Les élections législatives et municipales couplées sont terminées. Moments privilégiés de renforcement de la vie démocratique d’une nation, ils sont souvent source de tension et de crise dans les communautés. C’est le cas notamment du village de Kadakouna dans la commune rurale de Tô, dans la province de la Sissili où dès le 3 décembre 2012, les deux ethnies majoritaires, les Gourounsi et les Mosse ont failli s’affronter. Tout est parti de l’élection des deux conseillers du village, tous issus du même parti et d’ethnie mosse. Dans le camp des Gourounsi, autochtones du village, ce n’est ni plus ni moins qu’une volonté de domination de la part des Mosse. Alors que selon les coutumes de Kadakouna, quand survient un décès, c’est un notable gourounsi qui doit donner le premier coup de pioche pour le creusage de la tombe, celui-ci sous l’instigation du chef de village, a refusé de le faire lors du décès d’un enfant moaga de trois ans.

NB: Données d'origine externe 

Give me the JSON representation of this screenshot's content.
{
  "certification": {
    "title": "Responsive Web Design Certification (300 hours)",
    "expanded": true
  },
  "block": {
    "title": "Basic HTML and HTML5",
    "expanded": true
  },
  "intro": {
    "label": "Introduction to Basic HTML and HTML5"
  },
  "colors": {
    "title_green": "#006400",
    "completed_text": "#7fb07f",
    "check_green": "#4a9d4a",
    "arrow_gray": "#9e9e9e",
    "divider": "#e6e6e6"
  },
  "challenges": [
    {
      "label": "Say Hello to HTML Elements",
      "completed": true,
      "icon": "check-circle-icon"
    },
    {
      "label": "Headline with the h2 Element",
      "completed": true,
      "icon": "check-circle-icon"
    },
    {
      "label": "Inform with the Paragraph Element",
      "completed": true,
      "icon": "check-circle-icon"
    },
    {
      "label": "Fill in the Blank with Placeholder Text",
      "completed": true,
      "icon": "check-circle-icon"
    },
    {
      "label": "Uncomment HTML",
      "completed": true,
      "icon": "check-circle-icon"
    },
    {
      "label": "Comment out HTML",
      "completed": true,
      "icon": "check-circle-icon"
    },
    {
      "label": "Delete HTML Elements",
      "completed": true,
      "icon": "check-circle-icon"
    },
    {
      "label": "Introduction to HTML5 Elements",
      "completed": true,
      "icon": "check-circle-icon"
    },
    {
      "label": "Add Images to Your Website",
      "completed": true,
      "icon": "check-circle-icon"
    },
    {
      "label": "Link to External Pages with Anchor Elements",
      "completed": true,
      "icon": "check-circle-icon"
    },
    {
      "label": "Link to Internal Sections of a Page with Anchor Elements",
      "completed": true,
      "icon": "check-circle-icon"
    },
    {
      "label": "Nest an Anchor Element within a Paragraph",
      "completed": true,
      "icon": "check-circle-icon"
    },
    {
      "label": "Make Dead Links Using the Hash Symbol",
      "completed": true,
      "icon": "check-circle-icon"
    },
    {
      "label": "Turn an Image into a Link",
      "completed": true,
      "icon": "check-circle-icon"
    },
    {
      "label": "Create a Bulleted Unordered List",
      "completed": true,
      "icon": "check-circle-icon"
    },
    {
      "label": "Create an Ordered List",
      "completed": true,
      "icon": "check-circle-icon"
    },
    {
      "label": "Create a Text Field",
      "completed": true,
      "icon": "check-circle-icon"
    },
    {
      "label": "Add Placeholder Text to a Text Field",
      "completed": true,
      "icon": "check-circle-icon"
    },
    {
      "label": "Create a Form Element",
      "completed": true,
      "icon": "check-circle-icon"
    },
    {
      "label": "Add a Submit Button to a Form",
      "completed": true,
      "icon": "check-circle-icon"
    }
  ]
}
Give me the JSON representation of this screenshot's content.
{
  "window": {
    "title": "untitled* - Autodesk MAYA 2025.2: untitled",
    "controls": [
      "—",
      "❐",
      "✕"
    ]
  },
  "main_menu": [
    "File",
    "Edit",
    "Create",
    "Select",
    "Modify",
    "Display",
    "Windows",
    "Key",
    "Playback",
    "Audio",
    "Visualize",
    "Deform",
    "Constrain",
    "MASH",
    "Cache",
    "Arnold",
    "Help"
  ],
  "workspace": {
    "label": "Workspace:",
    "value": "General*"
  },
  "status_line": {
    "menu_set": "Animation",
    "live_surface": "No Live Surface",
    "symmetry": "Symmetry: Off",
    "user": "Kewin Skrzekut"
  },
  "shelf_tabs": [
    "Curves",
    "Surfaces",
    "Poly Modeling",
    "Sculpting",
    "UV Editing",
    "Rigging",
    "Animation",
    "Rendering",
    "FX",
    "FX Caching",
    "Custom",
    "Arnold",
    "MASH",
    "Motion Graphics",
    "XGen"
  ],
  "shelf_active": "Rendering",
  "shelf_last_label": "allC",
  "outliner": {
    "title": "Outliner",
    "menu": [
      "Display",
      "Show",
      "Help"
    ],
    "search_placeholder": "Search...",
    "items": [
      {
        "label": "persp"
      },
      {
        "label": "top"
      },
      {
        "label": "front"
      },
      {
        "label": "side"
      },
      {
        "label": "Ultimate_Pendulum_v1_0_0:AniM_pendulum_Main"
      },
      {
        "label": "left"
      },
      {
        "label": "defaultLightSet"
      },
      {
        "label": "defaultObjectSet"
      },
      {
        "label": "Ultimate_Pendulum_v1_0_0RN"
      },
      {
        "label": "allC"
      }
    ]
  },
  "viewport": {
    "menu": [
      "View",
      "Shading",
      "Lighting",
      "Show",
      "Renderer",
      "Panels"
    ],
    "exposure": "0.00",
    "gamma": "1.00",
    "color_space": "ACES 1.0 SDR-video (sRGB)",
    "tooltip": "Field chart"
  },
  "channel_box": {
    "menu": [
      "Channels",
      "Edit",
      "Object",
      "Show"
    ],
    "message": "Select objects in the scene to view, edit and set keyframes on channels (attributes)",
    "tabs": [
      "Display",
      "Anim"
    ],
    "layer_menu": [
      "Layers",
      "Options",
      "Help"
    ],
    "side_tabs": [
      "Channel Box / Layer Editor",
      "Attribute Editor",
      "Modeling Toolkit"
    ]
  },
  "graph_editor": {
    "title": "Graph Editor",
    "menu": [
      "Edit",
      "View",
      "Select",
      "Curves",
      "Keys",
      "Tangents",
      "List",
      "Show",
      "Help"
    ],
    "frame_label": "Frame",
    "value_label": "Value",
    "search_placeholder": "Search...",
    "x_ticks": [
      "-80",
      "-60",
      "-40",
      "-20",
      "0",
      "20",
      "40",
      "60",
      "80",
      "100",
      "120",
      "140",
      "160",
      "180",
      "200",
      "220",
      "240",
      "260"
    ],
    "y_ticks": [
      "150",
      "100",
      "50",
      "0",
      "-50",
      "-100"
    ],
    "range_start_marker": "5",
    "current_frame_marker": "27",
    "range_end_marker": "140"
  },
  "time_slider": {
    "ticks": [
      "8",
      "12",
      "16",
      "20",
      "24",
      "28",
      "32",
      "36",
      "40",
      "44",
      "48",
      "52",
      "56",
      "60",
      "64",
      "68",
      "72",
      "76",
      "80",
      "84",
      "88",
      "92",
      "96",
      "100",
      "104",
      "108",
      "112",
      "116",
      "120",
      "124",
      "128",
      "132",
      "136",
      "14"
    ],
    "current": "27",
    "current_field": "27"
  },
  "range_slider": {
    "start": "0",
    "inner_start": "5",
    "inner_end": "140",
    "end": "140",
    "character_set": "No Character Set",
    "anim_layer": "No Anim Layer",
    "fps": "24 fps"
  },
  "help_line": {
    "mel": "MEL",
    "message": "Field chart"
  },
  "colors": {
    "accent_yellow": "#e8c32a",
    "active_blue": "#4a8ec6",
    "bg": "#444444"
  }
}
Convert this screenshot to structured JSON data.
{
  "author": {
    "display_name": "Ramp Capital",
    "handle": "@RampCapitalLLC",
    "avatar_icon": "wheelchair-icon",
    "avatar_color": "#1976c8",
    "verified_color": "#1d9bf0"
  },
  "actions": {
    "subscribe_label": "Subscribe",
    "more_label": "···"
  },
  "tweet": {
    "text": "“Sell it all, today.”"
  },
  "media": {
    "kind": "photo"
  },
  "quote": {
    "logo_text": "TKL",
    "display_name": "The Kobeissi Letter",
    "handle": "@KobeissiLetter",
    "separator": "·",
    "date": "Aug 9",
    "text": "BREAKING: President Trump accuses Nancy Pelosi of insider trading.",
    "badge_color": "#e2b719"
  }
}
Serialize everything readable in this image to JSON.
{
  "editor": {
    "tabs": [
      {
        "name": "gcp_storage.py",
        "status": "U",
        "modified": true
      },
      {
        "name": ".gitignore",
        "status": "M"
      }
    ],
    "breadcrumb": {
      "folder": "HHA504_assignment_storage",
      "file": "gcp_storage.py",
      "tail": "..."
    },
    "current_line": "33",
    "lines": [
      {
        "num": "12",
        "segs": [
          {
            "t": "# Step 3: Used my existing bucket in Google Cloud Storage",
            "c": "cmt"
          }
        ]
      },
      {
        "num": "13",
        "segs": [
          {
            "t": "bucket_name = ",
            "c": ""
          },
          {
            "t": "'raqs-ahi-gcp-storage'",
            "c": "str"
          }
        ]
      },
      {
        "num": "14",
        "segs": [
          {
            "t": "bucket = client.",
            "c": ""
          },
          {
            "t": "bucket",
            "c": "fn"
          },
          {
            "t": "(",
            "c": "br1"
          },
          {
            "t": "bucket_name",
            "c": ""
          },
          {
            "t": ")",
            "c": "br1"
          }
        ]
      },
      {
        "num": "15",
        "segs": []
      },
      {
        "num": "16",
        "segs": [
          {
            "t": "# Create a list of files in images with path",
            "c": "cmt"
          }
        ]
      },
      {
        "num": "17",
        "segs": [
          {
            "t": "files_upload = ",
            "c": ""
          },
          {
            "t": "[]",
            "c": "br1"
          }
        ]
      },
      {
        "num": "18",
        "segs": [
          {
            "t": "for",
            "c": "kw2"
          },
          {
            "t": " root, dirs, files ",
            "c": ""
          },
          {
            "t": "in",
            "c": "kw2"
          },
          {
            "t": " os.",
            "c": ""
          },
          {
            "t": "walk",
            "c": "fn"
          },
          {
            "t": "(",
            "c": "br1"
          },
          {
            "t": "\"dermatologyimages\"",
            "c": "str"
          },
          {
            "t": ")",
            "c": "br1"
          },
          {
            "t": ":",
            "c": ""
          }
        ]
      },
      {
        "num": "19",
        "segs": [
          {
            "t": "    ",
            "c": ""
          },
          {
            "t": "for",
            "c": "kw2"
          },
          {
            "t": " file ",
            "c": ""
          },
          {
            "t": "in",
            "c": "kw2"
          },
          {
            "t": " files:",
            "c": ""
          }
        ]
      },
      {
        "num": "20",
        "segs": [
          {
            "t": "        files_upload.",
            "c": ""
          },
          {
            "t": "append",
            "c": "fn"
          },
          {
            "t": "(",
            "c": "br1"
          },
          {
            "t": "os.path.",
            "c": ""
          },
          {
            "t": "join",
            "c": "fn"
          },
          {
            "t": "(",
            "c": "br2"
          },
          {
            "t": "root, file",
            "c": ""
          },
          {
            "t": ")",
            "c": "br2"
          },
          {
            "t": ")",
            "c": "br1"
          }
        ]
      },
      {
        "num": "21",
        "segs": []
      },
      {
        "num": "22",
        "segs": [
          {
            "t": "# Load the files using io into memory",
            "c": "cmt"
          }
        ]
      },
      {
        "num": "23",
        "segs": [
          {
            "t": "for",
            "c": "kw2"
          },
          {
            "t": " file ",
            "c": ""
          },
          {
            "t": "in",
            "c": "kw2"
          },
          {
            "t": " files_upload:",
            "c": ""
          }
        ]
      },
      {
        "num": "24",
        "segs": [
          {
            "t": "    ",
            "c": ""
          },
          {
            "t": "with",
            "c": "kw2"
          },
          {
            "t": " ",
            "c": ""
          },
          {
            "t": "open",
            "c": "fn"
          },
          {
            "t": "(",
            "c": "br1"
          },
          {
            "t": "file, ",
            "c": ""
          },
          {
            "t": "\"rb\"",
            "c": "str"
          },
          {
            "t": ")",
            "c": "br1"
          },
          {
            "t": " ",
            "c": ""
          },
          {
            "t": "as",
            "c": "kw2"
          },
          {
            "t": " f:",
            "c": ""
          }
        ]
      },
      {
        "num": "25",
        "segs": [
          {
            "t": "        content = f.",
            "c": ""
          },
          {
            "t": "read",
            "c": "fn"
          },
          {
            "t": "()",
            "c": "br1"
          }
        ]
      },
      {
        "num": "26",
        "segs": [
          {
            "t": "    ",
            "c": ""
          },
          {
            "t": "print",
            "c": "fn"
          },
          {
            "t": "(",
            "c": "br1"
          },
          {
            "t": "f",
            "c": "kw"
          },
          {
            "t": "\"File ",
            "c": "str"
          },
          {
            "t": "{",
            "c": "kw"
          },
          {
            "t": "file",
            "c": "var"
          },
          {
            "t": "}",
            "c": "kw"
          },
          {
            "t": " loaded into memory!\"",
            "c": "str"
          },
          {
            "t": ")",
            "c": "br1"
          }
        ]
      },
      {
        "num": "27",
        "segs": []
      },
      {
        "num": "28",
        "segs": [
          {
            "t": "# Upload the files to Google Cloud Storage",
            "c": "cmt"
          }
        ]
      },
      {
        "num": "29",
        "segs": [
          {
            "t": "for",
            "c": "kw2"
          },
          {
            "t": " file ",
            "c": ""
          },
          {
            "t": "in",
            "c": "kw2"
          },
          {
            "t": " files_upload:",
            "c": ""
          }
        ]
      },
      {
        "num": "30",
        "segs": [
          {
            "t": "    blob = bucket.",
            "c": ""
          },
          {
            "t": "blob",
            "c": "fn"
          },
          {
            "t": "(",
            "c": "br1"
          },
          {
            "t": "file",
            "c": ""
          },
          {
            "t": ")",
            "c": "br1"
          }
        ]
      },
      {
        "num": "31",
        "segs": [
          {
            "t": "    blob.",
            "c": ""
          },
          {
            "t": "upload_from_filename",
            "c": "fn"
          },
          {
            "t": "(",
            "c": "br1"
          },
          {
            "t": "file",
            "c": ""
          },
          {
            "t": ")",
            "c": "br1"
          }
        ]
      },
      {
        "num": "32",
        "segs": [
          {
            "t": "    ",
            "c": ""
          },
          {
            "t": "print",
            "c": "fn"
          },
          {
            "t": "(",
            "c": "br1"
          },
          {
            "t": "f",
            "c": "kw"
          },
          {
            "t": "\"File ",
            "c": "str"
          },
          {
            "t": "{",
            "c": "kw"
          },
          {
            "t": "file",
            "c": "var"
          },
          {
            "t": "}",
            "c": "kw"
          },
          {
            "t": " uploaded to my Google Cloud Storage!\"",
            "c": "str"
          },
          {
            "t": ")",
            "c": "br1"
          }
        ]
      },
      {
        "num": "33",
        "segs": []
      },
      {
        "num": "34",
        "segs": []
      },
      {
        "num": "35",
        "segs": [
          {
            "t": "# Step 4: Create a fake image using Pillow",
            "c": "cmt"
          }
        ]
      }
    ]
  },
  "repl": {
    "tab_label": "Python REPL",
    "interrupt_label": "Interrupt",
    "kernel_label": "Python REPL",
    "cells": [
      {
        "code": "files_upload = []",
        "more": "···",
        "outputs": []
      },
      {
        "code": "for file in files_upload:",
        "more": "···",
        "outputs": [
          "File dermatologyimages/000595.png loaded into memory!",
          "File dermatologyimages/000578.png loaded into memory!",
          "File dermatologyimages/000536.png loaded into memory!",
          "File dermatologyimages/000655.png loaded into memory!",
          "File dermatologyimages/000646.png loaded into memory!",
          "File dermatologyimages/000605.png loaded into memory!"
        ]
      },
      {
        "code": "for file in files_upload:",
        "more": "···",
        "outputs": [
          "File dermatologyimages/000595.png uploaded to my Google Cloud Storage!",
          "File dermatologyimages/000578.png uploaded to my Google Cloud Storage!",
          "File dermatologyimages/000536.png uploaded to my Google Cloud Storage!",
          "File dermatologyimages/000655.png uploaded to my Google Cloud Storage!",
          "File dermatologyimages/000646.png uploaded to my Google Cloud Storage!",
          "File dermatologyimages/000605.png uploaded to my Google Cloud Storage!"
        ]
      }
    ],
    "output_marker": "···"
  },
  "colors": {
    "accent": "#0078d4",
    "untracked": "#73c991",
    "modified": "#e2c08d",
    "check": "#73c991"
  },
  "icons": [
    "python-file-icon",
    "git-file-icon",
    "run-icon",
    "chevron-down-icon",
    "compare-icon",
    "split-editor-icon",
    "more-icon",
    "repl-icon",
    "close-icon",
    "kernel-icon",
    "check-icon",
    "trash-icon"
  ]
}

Dès lors, la tension est montée d’un cran et il a fallu l’intervention du préfet de la localité pour calmer les esprits et faire revenir à la raison les deux parties. Nous avons séjourné les 5 et 6 décembre 2012 dans ce village situé dans la province de la Sissili pour en savoir davantage sur cette crise aux relents ethnicistes. Les différents protagonistes n’ont pas versé dans la langue de bois. Toute chose qui suscite beaucoup d’inquiétudes et d’interrogations sur la cohabitation entre les différentes communautés.
En arrivant à Kadakouna, village situé à 170 km de Ouagadougou dans la commune rurale de Tô dans la province de la Sissili, on est tout de suite impressionné par la luxuriance de la végétation. De part et d’autre, les animaux broutent encore de l’herbe fraîche en ce mois de décembre dans un pays sahélien comme le Burkina. Aussi, faut-il traverser quelques flaques d’eau pour se rendre d’une concession à une autre. Ce havre, où l’on peut croire qu’il y coule du miel et du lait, a été sujet à quelques remous sociaux le 3 décembre 2012 à l’issue des élections législatives et municipales couplées. Si du côté de l’administration, il n’y avait pas péril en la demeure, tel n’est pas l’avis des différents protagonistes de la crise qui soutiennent que le sang aurait pu être versé. Lors d’un court séjour dans ce patelin, nous avons rencontré les acteurs, les Gourounsi, autochtones du village et les Mosse, migrants agro-pasteurs pour connaître les tenants et les aboutissants de la crise.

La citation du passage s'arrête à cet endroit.